To The Readers Of The Metropolitan Corporate Counsel:
On April 26, NYCLA was honored by the New York City Council at a reception at City Hall. The Proclamation presented by Council Speaker Gifford Miller stated (in part) "The Council of the City of New York is pleased and proud to honor the New York County Lawyers' Association ... [for] ensuring access to justice of all, advocating for a strong and independent judiciary, maintaining high ethical standards for the bench and bar and promoting the administration of justice and the public interest." The occasion was a wonderful opportunity to reflect upon the law as instrument of reform. I am pleased to share my remarks with the readers of The Metropolitan Corporate Counsel .
I am so pleased that our City Council has chosen to recognize the work of NYCLA and, through us, the legal profession, especially at this troubled time in our national history. Our profession, our judiciary, indeed, our system of checks and balances and separation of powers is under an attack such as we have not seen in our modern history. All of us who care about the strength of American democracy have a special duty to stand firm against this assault. I urge this Body and its members, in whatever ways you deem appropriate, to vigorously support the independence of the judiciary and the separation of powers.
That the most distinguished local legislature in the nation would celebrate the achievements of lawyers is a tonic for the spirit of all lawyers and a tribute to this Council's commitment to social justice. We lawyers take a lot of hits, but when you look back on the arc of civil justice in the past century, it has been lawyers - often New York lawyers - who have led the way.
NYCLA was founded 97 years ago as a home for lawyers who were excluded from other bar groups. Our Founding Mission was to expand access to justice for those who could not afford it.
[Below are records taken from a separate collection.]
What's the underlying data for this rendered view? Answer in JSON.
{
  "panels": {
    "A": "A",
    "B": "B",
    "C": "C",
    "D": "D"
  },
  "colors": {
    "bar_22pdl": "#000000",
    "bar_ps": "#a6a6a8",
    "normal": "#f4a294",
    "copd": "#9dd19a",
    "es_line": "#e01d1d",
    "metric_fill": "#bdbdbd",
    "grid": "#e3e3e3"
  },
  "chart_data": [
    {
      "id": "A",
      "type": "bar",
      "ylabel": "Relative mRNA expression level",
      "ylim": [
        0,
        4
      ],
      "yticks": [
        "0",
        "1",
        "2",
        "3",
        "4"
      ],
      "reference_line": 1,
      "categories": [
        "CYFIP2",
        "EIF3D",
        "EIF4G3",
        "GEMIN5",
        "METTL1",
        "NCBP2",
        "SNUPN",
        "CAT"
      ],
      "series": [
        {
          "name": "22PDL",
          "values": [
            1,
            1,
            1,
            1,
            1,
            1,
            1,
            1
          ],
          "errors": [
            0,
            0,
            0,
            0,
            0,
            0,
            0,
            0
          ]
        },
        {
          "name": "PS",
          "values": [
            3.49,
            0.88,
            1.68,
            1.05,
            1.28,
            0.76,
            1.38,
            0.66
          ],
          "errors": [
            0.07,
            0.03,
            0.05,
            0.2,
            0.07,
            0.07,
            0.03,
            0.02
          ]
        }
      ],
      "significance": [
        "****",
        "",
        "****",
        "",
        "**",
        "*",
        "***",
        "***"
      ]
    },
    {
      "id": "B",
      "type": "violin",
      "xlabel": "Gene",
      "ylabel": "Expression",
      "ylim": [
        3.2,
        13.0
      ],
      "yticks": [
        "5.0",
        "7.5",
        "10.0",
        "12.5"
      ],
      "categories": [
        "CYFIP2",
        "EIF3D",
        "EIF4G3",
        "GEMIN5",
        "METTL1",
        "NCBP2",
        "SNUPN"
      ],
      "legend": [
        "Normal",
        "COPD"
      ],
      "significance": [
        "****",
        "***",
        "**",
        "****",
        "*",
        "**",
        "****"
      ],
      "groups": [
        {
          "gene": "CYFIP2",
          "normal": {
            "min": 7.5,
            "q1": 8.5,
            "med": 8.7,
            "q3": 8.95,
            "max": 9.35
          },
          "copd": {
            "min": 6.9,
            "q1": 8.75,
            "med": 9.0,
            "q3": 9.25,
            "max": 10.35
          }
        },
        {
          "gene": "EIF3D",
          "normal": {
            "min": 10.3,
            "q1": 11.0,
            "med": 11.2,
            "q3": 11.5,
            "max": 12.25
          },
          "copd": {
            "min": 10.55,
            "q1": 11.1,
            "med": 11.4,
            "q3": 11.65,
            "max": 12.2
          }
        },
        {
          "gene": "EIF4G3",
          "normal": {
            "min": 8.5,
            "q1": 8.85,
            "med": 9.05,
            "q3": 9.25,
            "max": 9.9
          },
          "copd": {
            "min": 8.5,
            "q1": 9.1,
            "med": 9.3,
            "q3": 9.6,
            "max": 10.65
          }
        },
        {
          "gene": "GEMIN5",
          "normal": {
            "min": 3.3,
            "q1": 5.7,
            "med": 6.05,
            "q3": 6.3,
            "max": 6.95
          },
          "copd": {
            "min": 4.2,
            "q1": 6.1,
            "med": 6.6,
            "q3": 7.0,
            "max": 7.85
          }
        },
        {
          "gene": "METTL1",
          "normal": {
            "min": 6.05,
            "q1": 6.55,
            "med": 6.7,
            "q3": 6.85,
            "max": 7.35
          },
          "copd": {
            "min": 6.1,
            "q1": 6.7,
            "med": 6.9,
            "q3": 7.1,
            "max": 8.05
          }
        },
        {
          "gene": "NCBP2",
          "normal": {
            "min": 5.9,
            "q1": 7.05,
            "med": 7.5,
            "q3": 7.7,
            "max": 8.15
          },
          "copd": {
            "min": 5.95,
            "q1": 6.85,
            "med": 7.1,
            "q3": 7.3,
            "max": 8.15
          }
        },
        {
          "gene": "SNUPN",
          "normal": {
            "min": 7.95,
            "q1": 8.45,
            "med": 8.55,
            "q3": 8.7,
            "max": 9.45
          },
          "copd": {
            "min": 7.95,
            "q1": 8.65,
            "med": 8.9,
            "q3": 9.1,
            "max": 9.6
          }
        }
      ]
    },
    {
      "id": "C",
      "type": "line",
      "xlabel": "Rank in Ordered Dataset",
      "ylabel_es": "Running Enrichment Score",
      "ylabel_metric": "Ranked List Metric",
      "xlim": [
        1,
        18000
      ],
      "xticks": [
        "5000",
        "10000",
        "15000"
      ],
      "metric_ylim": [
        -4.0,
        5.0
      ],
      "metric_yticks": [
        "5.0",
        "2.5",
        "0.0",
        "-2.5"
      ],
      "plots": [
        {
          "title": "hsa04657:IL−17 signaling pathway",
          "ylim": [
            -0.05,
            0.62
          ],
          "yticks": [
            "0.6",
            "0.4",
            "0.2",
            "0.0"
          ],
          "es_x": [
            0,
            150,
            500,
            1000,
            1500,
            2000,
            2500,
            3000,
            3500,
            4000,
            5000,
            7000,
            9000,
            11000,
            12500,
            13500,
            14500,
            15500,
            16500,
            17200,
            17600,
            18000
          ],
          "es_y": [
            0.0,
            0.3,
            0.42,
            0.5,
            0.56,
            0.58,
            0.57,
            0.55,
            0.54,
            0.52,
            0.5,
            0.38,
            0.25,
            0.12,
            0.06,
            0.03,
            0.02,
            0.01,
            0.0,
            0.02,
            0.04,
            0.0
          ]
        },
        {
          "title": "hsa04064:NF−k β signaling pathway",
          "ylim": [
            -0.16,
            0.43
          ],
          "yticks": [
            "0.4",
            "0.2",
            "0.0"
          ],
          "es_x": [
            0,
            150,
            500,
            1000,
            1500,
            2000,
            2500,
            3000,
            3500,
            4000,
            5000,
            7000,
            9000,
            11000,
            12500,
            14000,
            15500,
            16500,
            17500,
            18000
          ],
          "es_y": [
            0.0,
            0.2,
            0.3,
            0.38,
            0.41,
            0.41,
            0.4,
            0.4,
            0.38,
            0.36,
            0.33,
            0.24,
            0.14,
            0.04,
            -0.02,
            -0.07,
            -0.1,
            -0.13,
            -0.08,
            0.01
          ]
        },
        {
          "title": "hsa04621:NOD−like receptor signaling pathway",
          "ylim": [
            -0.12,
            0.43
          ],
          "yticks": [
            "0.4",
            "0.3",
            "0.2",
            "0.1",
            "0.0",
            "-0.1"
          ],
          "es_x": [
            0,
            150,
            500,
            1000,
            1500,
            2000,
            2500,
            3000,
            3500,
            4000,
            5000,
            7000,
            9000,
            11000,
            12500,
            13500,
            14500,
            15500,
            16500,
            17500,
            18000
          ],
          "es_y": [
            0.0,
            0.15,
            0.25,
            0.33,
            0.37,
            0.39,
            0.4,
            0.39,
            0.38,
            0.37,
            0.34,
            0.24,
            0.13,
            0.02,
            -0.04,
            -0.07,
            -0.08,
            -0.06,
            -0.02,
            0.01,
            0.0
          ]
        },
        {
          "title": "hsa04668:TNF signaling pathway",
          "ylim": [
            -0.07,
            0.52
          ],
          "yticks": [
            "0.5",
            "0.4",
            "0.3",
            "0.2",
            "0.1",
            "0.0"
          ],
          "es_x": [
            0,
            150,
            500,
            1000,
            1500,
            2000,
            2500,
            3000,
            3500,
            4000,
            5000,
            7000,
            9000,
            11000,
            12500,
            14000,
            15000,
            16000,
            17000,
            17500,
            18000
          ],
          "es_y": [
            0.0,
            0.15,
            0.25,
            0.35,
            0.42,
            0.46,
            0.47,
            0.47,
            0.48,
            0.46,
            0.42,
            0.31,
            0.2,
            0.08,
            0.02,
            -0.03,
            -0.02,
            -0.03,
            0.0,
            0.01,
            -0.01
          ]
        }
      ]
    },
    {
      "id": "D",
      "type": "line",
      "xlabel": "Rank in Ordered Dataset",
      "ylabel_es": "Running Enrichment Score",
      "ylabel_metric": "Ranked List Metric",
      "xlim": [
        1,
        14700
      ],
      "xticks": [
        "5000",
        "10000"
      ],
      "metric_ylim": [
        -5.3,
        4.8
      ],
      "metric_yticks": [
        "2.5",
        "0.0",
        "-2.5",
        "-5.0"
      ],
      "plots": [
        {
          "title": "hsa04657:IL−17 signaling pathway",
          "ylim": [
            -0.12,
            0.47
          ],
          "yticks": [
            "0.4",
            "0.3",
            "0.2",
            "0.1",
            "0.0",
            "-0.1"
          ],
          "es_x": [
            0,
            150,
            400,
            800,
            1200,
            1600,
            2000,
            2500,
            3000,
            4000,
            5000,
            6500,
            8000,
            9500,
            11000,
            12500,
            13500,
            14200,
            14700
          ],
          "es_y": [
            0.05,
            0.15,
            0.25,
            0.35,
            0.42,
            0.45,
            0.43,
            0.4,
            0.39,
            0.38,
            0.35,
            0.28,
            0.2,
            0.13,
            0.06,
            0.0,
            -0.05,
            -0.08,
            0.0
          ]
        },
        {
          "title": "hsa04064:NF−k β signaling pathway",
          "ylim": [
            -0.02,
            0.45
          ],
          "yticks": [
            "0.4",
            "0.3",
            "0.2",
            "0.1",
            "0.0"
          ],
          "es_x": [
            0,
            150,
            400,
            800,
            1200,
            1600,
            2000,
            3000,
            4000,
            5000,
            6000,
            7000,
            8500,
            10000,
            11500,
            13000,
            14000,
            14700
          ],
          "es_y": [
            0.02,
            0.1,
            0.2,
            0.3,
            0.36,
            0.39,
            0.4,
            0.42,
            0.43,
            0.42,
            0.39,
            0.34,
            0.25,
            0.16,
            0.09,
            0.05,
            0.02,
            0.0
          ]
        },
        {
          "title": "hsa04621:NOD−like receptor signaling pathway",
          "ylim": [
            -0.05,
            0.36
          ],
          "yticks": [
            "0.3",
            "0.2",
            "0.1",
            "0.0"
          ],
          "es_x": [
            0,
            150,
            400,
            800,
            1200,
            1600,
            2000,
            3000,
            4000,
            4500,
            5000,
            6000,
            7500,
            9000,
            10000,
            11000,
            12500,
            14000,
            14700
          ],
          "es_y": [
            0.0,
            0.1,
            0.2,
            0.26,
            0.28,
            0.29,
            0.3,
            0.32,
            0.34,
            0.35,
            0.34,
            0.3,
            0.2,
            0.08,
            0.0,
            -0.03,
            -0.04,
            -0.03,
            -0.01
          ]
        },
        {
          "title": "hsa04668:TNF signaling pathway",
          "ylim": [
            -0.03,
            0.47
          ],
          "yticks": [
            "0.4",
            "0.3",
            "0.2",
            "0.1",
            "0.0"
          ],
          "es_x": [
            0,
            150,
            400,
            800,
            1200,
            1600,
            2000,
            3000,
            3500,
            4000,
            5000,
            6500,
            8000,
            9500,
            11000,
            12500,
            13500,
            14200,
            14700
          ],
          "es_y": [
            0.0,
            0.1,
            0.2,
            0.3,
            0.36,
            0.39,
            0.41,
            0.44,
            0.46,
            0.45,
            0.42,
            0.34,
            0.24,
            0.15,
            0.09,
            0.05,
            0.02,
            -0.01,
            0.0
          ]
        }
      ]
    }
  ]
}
We were the first major bar association to welcome all lawyers, regardless of religion, race, gender or ethnicity. We were the bar association that stood up to the ABA over the issue of discrimination. Our library was where Thurgood Marshall researched his briefs in Brown v. the Board of Education because we were the only ones who would admit him. We helped to form the first lawyers' group in the City to provide free counsel for the accused - decades before the Supreme Court recognized that right in Gideon.
In recent months, we have led the struggle for equal rights for same-sex couples.
We have spoken with vigor and determination to preserve an independent judiciary and support reforms to enhance the integrity of the profession. Our Pro Bono Program is expanding to provide an ever-greater network of services for the poor and lower-middle class for whom the cost of justice is simply too high.
And, we have continued to advocate for quality services for the indigent accused - a cause for which this Council has been a leader, sometimes despite great unpopularity. It has taken courage and commitment. Your determination to adequately fund indigent-defense services is a great achievement for which I express my profound gratitude as a lawyer, bar leader and, most importantly, as a citizen.
The Council and NYCLA share a common passion for social justice at a time when that agenda is not in vogue in this country. Here in New York City, all of us, regardless of party or philosophy, can take pride in the fact that the City Council is one of the most engaged and effective legislative bodies in the country - leading the way on so many issues.